Surging sea levels and drowning cities. Hurricanes and heat waves. Drought and destruction. As activists have warned us with ever-increasing urgency, we face this stark reality within a century if we fail to address the looming issue of climate change. In the worst-case scenario, life on Earth as we know it will be destroyed. All this may be true, and the scientific consensus is that it is in fact true. So we have a real problem.
But divestment is not a real answer.
In an unprecedented move, University President Drew G. Faust explicitly rejected divestment from fossil fuels in a recent public statement. However, she missed the fundamental issue at hand. Her concerns about the politicization of the endowment, shareholder influence, and investment returns are valid (though hotly contested). But as Faust acknowledges, climate change is a central issue of our time. Ultimately, we need a sustainable society with significantly lower carbon emissions. If Harvard’s divestment from fossil fuel companies brought us meaningfully closer to achieving that goal, then it would be worth seriously considering. The problem with divestment is that it does not.
Now, I freely admit that I was among the 72 percent of students who voted in favor of divestment last year on the UC referendum. In retrospect, though, I chose “Yes” pretty much just because the initiative vaguely seemed like something I’d support. I mean, who doesn’t want “to avert further environmental and human rights crises due to climate change?” The more I thought about it though, the more skeptical I became that divestment would actually advance this lofty stated goal. After all, it fails to address the core issue that drives carbon emission: consumer demand.
The divestment movement wants Harvard to sell its shares in companies such as Exxon Mobil. But this does nothing to reduce our impact on the environment. Even if we divested completely—even if we managed to make fossil fuel stocks seem socially distasteful—we would not reduce the amount of emissions in the world nor would we reduce the profits of Exxon or any other fossil fuel-using entity (except Harvard, as Faust argues).
This is because emissions are fundamentally a consequence of our reliance on carbon-based fuels. We use them to heat our homes, run our cars, generate our electricity, and much more, and that consumption won’t change simply because the perception of fossil fuel stocks might change. At most, divestment may slightly reduce demand for Exxon’s stocks, but it does not reduce demand for Exxon’s actual products. And just as people who use oil don’t actively intend to pollute, Exxon doesn’t supply oil because it is an evil institution out to destroy the world—it does so because we all demand it. The real issue is not the fact that Exxon exists, as the divestment movement seems to imply, but rather that we all rely on fossil fuels to power our daily lives.
In essence, divestment is merely a symbolic statement, albeit one that costs Harvard money to make. More damningly, though, divestment lulls us into the false and dangerous impression that we have made a difference, that we have done our part to stop climate change by supporting the campaign. In reality, it only appeases fickle consciences while distracting us from the necessary but more demanding task at hand.

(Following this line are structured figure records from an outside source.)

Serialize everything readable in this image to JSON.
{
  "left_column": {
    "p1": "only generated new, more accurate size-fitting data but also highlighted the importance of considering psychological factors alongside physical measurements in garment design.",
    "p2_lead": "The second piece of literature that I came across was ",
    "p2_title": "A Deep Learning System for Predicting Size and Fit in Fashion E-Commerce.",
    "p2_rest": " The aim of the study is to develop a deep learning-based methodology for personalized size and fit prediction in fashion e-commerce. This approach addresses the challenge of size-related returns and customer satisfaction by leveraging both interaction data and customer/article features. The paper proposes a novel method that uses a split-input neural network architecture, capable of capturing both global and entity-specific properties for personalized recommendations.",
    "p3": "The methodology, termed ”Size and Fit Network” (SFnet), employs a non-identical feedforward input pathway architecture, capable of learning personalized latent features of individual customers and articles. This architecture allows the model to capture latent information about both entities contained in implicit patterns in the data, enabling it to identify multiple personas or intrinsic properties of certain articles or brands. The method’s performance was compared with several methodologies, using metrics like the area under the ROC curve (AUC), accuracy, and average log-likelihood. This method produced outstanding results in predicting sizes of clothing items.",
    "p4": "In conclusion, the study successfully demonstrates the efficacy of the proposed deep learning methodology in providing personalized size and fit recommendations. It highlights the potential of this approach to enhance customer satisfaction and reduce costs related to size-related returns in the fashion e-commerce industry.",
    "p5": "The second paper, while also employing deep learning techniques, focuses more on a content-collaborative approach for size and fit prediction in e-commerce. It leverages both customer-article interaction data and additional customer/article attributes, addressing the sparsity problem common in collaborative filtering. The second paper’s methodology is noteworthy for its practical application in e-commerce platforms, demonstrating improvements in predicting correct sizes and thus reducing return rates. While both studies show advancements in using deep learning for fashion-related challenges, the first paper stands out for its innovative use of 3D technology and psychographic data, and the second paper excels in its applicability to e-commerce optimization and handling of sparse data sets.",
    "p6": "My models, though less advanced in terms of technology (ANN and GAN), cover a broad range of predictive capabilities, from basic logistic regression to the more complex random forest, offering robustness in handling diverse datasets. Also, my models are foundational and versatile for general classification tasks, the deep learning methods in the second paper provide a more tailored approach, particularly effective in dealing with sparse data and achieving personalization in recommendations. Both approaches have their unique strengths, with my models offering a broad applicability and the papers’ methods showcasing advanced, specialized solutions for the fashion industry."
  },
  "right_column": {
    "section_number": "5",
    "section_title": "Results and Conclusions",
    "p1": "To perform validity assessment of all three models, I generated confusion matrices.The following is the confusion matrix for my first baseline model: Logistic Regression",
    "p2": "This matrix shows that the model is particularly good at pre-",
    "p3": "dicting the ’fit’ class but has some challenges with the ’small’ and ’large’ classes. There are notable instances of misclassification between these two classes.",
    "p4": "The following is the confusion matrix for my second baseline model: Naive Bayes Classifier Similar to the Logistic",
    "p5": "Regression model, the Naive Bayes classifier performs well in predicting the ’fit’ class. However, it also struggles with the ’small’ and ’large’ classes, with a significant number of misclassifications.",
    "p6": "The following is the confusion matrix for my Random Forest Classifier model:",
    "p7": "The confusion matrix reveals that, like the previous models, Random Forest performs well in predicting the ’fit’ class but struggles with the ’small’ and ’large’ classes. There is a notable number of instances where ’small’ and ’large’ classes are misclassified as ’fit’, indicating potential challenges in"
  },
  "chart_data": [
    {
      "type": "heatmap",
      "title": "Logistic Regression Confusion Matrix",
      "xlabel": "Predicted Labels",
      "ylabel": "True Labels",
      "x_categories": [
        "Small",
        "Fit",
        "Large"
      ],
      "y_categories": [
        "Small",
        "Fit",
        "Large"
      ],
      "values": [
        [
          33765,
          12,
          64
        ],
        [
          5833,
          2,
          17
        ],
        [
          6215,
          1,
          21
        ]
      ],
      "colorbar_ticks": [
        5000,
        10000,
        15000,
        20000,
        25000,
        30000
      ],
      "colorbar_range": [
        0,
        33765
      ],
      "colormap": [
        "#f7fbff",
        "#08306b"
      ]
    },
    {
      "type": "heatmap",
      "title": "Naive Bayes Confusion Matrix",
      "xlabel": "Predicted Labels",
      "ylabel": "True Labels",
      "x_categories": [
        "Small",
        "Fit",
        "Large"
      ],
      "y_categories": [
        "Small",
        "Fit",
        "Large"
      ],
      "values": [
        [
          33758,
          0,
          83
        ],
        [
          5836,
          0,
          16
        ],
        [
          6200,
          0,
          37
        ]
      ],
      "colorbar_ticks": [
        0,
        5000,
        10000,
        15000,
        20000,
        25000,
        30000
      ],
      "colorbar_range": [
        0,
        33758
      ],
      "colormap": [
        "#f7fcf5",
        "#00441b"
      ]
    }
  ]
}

Certainly, sometimes it is valuable to take a symbolic stand even at a cost, especially on issues of fundamental morality like opposition to genocide or racial discrimination. However, while blaming fossil fuel companies for climate change is a convenient narrative, in reality this is not a black-and-white issue by any means. After all, if we divest from Exxon, why don’t we divest from all companies, since all companies use fuel? Why don’t we stop using vehicles, electricity, and heating oil, since in doing so we pollute? Such a view is obviously infeasible and reductionist. History has given us a society that runs on fossil fuels, a problem for which we are now collectively responsible.
Realistically, the only way to combat climate change is to comprehensively reduce carbon emissions, and the only way to do that is to fundamentally transform the society we live in, so that people no longer need or demand fossil fuels. The clearest routes I see to this end are sustained innovations in technology or policy that can steadily produce cleaner energy and widespread changes in social norms—innovations Harvard’s money and research are helping to achieve. This is where we should focus our attention.
Admittedly, Exxon may not be eager to see a shift away from fossil fuels. However, entrepreneurship and research move forward despite the status quo—even Exxon itself is investing hundreds of millions into alternative energy development, a recognition that the future of fossil fuels is limited. In the end, the biggest obstacle is not Exxon but the deep-seated societal dependence on fossil fuels and the subsequent reluctance to make the difficult transition away from them. But as fossil fuels become increasingly scarce, and thus expensive, and as environmental concerns become increasingly important (through the efforts of activists and growing general awareness), the impetus, both for political and technological change, will only grow stronger.
Ultimately, the same human ingenuity and drive that gave us a modern society that runs on fossil fuels can give us one that runs without. Divestment cannot.
Victor C. Wu ’16, a Crimson editorial writer, lives in Cabot House.